Based upon these published data, tesamorelin is currently the only FDA approved medication for use in HIV-associated lipodystrophy, particularly for those with evidence of lipohypertrophy. The medication is a once daily subcutaneous injection usually prescribed by an endocrinologist. Use of tesamorelin requires careful safety monitoring of IGF-1 and HbA1c levels. While the medication is generally tolerated, rare side effects include injection site reactions, arthalgias, myalgias, and peripheral edema. Observational studies are currently ongoing to determine the long term benefits and safety profile of tesamorelin.

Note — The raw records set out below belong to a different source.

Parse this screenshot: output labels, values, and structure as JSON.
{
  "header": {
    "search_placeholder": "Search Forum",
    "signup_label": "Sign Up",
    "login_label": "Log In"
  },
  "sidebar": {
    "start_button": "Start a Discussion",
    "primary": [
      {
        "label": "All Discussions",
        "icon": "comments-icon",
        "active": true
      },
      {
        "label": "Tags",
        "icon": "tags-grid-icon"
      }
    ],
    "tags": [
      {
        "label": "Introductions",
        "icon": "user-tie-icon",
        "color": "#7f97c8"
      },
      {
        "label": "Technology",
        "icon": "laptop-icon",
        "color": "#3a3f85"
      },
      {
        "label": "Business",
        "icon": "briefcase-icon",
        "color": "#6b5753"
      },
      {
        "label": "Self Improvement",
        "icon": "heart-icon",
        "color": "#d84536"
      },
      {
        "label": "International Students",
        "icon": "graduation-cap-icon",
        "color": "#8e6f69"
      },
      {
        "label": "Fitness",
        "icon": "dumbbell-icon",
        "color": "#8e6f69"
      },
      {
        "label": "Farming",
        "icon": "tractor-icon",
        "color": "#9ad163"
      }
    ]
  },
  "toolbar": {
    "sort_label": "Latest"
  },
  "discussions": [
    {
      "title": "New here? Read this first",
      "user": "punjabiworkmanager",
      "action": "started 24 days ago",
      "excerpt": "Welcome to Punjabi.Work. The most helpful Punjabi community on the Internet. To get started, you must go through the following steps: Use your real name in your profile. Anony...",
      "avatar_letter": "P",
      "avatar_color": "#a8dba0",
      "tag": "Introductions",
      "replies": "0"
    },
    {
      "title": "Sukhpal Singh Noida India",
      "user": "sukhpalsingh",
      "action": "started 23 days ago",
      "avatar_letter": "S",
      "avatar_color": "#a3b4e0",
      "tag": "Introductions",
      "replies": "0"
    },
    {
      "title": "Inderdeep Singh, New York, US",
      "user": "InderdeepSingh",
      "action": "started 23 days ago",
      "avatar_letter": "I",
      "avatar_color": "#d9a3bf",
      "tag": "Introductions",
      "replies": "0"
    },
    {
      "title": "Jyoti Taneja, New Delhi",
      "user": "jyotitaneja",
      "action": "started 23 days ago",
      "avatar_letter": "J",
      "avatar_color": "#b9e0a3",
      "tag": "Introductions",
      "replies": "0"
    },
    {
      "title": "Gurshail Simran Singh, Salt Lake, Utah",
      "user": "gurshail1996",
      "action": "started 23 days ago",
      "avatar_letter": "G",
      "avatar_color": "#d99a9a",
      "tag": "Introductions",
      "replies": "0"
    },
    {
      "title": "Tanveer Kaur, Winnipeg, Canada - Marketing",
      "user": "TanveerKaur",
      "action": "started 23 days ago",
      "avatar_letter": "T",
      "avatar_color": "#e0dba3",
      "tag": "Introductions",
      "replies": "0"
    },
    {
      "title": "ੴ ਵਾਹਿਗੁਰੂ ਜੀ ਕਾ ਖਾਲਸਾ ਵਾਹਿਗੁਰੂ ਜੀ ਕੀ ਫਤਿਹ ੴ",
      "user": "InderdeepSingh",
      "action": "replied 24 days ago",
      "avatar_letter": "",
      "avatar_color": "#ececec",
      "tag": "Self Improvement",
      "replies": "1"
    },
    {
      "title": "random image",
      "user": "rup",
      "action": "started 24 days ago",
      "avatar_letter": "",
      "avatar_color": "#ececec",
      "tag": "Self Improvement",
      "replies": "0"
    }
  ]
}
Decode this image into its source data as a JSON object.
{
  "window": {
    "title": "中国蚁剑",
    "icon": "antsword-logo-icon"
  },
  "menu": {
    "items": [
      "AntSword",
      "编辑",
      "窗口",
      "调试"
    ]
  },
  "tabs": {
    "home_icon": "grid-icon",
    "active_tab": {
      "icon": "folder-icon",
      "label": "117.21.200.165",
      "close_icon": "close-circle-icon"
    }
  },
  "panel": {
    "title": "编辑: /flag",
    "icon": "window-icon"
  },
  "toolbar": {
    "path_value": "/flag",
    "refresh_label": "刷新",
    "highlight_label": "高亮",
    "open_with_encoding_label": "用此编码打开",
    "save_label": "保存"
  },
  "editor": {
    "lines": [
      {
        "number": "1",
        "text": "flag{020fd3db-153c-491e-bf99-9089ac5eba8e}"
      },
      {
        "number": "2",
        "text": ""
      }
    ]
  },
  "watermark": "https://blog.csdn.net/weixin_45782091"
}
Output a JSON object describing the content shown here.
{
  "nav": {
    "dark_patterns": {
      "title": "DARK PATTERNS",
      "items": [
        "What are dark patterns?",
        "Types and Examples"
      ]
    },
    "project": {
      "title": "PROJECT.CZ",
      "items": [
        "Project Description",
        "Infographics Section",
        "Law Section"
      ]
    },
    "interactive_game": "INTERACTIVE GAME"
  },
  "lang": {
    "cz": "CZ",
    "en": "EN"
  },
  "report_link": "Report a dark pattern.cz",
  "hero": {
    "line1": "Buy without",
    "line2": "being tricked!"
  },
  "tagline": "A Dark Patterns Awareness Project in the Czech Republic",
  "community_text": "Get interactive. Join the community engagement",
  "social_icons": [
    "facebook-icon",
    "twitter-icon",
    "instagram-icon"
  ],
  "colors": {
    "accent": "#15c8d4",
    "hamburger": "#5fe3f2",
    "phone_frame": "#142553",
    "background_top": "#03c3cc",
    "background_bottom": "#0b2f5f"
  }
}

Further detailed studies are needed to understand the effects of GHRH analogues on other indices of cardiometabolic disease as well as cardiovascular mortality in HIV. Moreover, future investigations should determine whether similar cardiometabolic benefits may be achieved in other disease populations in which there may be relative GHD without evidence of pituitary disease and an increased risk of cardiometabolic disease, such as generalized obesity.